The Silos Maintenance Facility will house and maintain the machinery that will get the waste out of two of the oldest plants on the site: the Magnox Swarf Storage Silo and the Pile Fuel Cladding Silo. Both contain irradiated waste from nuclear fuel.
The £250 million project has taken nine years to build. Sellafield, Balfour Beatty and Cavendish Nuclear, working together to deliver design, construct, install and test of the facility.
The building is a workshop to maintain powered plant that contains radioactive waste emptied from the Magnox Swarf Storage Silo, over the 25-year programme to remove that waste.
It will also support equipment used to empty the Pile Fuel Cladding Silo, which was originally designed to be permanently sealed.

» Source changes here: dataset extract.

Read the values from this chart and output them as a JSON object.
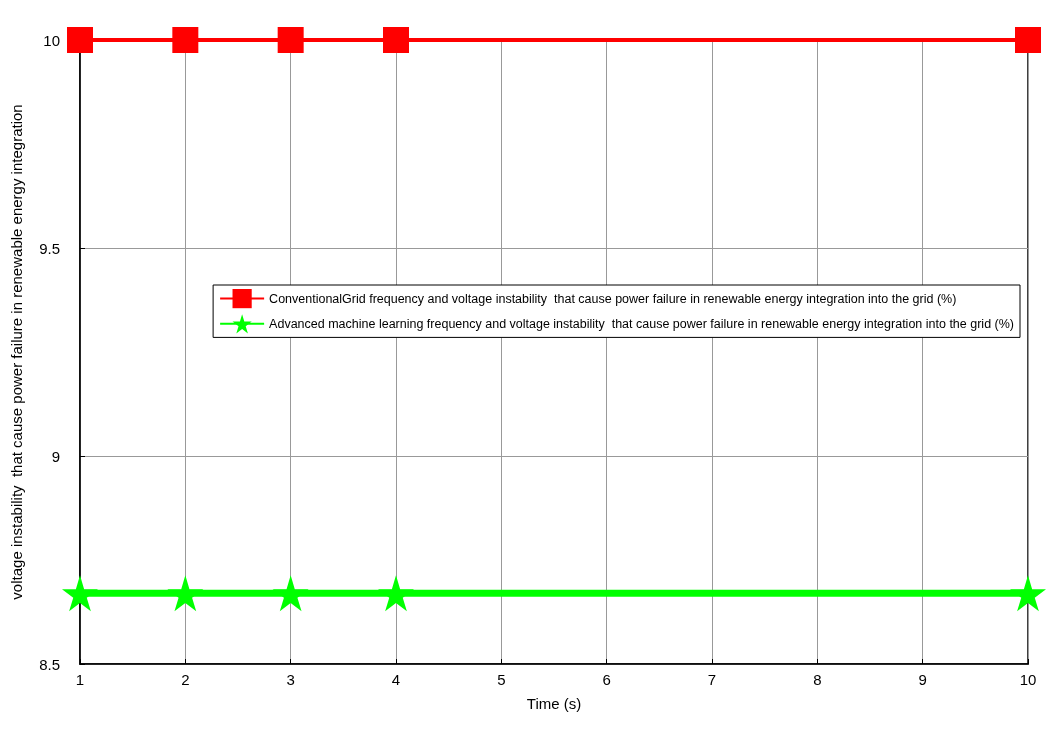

Sellafield explains that the Pile Fuel Cladding Silo retrieval equipment was lifted into place on top of a modern ‘superstructure’ built on the side of the building in nine large modules. Waste retrieval trials are expected to begin later this year, moving into larger scale waste removal in 2020.
The Pile Fuel Cladding Silo was built in the 1950s when the site’s purpose was to make material for nuclear weapons. In 2016, Sellafield reports that six holes were cut into the side of the silo, the first breaking of the structure since it was built. Six giant steel doors were then installed.
To remove the waste, a crane grabber will reach through a hole, scoop up waste, deposit the waste in a special metal box for storage in another facility currently being built.
The work is being carried out in collaboration with Bechtel Cavendish Nuclear Solutions, a US-UK joint venture appointed to help design, manufacture, test and install the machinery needed to empty the silo. The equipment has been trialled at Rosyth, Scotland at a mock-up model of the silo.